SQL Server Statistics: Maintenance and Best Practices

What are Statistics?
There are multiple paths a database can use to answer a query, some of them being faster and more efficient than others. It is the job of the query optimizer to evaluate and choose the best path, or execution plan, for a given query. Using the available indexes may not always be the most efficient plan. For example, if 95% of the values for a column are the same, an index scan will probably be more efficient than using the index on that column. Statistics are SQL Server objects which contain metrics on the data count and distribution within a column or columns used by the optimizer to help it make that choice. They are used to estimate the count of rows. Index statistics: Created automatically when an index (both clustered and non-clustered) is created. These will have the same name as the index and will exist as long as the index exists. Column statistics: Created manually by the DBA using the ‘CREATE STATISTICS’ command, or automatically if the “Auto Create Statistics” option is set to “True”. Column statistics can be created, modified and dropped at will. Statistics contain two different types of information about the data; density and distribution. Density is simply the inverse of the count of distinct values for the column or columns. The distribution is a representation of the data contained in the first column of the statistic. This information is stored in a histogram; the histogram contains up to 200 steps with a lower and upper limit and contains the count of values that fall between both limits. To view this histogram, go to the details tab of the statistic’s properties or use the command DBCC SHOW_STATISTICS. The screenshot below shows the histogram of an index statistic; the RANGE_HI_KEY is the upper limit of the step, the RANGE_HI_KEY of the previous step + 1 is the lower limit, and the RANGE_ROWS is the count of rows between the limits.

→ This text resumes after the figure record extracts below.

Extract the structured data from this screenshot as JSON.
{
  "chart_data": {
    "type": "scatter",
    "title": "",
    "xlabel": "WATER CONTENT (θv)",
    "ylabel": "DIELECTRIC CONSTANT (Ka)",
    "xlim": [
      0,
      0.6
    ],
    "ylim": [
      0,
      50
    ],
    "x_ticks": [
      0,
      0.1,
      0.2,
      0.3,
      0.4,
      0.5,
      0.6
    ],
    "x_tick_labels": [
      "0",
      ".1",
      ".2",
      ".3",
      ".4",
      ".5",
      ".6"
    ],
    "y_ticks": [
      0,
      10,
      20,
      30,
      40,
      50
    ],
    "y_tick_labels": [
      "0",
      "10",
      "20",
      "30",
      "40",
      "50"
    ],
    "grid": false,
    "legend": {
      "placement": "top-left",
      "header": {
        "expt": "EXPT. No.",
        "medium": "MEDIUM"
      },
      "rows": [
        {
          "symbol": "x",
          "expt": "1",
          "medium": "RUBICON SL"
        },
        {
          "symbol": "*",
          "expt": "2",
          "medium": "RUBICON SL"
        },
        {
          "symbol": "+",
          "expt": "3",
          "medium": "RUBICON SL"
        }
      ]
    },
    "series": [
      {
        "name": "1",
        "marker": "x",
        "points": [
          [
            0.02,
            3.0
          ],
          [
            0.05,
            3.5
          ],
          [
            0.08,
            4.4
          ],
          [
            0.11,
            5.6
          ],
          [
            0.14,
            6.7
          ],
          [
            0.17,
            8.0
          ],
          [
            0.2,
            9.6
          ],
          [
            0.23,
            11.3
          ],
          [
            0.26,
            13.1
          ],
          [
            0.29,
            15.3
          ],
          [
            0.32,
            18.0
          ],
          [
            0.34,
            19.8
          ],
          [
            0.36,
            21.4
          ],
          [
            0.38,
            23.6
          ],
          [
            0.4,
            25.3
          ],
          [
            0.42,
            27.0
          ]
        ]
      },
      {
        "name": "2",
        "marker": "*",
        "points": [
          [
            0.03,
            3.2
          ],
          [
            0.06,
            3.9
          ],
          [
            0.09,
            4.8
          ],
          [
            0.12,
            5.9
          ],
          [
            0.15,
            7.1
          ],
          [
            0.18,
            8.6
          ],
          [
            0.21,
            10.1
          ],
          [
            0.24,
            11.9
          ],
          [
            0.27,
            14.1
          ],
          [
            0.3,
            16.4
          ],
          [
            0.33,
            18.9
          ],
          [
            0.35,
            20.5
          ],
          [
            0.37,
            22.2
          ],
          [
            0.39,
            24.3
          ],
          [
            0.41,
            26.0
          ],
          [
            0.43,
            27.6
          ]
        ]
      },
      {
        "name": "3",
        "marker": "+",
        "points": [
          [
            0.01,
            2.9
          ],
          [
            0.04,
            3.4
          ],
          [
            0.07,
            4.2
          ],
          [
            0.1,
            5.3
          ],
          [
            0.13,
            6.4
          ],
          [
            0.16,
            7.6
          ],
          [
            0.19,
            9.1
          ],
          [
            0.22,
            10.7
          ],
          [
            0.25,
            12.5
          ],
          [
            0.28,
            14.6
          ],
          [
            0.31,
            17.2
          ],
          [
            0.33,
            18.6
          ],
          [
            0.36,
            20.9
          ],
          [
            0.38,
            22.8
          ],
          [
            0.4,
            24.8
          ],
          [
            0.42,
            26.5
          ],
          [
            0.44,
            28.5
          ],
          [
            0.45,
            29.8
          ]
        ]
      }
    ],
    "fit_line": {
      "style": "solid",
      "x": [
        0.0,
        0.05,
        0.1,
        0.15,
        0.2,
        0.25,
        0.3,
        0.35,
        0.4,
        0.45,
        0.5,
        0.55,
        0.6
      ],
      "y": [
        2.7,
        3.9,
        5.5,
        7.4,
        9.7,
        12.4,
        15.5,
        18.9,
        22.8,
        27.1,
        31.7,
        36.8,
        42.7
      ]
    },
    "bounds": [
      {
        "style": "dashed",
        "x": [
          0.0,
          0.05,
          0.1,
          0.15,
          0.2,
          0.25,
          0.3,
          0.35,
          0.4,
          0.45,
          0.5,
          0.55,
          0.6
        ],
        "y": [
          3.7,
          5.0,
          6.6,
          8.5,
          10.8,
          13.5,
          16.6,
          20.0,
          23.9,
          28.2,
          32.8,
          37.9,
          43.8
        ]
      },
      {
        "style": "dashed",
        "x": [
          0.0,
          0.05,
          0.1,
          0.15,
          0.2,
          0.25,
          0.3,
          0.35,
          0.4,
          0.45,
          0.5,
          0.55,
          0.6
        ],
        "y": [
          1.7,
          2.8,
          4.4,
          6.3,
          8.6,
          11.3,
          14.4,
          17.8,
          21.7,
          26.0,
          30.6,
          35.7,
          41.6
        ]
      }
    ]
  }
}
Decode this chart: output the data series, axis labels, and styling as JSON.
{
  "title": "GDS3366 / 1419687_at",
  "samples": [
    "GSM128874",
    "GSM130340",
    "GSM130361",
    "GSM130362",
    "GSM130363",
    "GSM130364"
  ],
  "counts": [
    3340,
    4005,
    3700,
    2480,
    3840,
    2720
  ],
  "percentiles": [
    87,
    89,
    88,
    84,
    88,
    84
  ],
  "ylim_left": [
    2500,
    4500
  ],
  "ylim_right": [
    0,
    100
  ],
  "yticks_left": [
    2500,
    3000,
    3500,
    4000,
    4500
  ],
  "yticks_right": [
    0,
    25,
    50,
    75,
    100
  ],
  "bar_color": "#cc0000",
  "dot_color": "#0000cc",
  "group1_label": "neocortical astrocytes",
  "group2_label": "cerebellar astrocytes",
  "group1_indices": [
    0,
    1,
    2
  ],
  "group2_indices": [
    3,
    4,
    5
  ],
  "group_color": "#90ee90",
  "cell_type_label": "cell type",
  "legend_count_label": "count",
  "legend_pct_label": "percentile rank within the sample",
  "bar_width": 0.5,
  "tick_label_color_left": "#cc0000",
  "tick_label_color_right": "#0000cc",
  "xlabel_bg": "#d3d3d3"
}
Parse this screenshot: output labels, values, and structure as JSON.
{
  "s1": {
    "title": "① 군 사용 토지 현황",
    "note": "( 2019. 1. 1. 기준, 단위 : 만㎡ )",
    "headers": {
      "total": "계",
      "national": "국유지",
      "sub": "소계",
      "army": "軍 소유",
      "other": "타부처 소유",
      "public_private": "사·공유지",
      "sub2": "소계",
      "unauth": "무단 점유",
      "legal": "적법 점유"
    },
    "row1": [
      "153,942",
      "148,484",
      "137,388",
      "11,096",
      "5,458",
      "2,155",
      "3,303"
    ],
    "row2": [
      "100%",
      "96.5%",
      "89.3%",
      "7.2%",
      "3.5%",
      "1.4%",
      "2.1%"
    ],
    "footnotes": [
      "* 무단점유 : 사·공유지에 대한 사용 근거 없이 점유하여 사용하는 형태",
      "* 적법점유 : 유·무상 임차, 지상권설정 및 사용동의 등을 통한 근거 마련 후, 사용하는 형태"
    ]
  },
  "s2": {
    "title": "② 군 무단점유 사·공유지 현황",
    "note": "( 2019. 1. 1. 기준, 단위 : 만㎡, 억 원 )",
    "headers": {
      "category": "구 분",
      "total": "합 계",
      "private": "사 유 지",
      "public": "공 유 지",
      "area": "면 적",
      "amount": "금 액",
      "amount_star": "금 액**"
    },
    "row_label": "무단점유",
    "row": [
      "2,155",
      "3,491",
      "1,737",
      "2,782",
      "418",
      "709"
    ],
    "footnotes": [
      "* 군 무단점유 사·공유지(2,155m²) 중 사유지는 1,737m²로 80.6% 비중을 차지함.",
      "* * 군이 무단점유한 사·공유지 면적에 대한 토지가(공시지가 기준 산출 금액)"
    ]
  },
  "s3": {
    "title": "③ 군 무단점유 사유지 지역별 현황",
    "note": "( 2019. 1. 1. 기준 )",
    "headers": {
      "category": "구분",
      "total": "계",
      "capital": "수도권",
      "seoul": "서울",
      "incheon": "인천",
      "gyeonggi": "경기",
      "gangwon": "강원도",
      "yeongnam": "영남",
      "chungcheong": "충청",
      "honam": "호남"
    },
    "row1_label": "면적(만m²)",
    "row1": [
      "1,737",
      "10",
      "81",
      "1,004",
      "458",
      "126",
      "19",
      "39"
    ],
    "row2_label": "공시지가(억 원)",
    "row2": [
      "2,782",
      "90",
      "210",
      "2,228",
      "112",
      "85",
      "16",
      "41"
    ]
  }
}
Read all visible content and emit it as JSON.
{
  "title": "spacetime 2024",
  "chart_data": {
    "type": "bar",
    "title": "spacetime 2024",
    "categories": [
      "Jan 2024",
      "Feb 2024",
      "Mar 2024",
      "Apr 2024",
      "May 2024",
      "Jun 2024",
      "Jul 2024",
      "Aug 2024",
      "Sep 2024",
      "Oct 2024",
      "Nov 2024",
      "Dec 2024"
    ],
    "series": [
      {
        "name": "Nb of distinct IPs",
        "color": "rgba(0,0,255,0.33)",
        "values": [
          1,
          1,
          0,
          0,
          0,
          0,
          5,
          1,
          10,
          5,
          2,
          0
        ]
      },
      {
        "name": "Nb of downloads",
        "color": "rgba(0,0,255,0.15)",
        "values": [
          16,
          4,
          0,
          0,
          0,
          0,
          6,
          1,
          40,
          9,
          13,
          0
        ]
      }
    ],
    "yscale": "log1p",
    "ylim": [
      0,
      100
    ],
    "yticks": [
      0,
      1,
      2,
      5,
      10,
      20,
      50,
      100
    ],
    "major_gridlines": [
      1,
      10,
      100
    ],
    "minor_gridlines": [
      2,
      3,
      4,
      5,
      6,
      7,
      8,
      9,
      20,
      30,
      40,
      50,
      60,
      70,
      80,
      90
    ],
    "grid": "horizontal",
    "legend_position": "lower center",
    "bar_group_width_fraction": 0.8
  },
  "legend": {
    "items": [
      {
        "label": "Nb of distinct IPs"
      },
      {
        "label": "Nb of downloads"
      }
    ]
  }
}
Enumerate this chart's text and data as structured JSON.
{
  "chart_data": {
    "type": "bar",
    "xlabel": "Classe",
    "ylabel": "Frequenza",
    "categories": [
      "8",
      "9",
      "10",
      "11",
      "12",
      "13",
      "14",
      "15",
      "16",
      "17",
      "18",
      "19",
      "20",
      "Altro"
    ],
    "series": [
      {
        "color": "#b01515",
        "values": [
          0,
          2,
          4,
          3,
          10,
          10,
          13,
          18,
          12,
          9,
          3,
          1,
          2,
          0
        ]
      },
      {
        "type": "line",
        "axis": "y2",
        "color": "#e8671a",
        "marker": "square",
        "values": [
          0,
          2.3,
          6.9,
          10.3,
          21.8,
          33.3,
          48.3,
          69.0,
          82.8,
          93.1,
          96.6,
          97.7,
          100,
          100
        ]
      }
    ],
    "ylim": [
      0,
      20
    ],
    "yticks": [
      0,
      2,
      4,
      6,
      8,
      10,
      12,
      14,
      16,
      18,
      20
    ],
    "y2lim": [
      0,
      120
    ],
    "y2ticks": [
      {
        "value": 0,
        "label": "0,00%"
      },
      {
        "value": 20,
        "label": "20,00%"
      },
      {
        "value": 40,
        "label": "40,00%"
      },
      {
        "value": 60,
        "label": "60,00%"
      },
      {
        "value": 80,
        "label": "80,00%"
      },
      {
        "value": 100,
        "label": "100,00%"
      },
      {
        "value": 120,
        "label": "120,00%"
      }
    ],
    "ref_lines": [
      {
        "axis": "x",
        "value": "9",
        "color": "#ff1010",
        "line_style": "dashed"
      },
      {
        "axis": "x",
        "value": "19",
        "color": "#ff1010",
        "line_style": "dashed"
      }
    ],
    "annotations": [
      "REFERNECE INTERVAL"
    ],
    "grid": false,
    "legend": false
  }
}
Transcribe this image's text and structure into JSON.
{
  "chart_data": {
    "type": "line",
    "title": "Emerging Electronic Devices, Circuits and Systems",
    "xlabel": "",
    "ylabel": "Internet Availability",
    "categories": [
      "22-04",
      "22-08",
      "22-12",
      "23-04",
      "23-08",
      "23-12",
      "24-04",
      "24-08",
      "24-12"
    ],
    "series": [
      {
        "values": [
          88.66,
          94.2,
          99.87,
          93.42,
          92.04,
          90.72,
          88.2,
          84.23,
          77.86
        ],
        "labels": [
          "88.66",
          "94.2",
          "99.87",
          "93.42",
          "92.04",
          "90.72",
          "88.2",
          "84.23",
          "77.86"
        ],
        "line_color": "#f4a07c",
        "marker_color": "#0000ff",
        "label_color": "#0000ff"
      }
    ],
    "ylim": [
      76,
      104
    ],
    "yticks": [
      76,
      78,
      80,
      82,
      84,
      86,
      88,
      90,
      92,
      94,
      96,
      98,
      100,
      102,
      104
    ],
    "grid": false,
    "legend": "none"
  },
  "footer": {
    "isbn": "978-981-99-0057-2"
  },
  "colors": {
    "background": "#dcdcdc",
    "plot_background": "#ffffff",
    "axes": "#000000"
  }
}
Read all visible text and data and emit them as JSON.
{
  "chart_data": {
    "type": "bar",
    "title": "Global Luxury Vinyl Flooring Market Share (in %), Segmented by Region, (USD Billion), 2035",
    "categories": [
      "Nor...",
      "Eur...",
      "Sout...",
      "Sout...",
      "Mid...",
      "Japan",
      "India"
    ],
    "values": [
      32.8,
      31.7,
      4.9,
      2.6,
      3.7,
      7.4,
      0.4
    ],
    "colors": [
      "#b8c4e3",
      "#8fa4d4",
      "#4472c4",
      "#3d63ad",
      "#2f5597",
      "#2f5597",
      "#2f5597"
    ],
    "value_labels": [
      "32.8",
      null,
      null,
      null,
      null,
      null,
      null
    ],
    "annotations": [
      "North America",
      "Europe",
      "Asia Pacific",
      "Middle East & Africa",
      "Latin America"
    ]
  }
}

Statistics Maintenance and Best Practices
When the data in the database changes the statistics become stale and outdated. When examining a query execution plan, a large discrepancy between the Actual Number of Rows and the Estimated Number of Rows is an indication of outdated stats. Outdated statistics can lead the optimizer in choosing inefficient execution plan and can dramatically affect overall performance. Steps must therefore be taken in order to keep statistics up to date.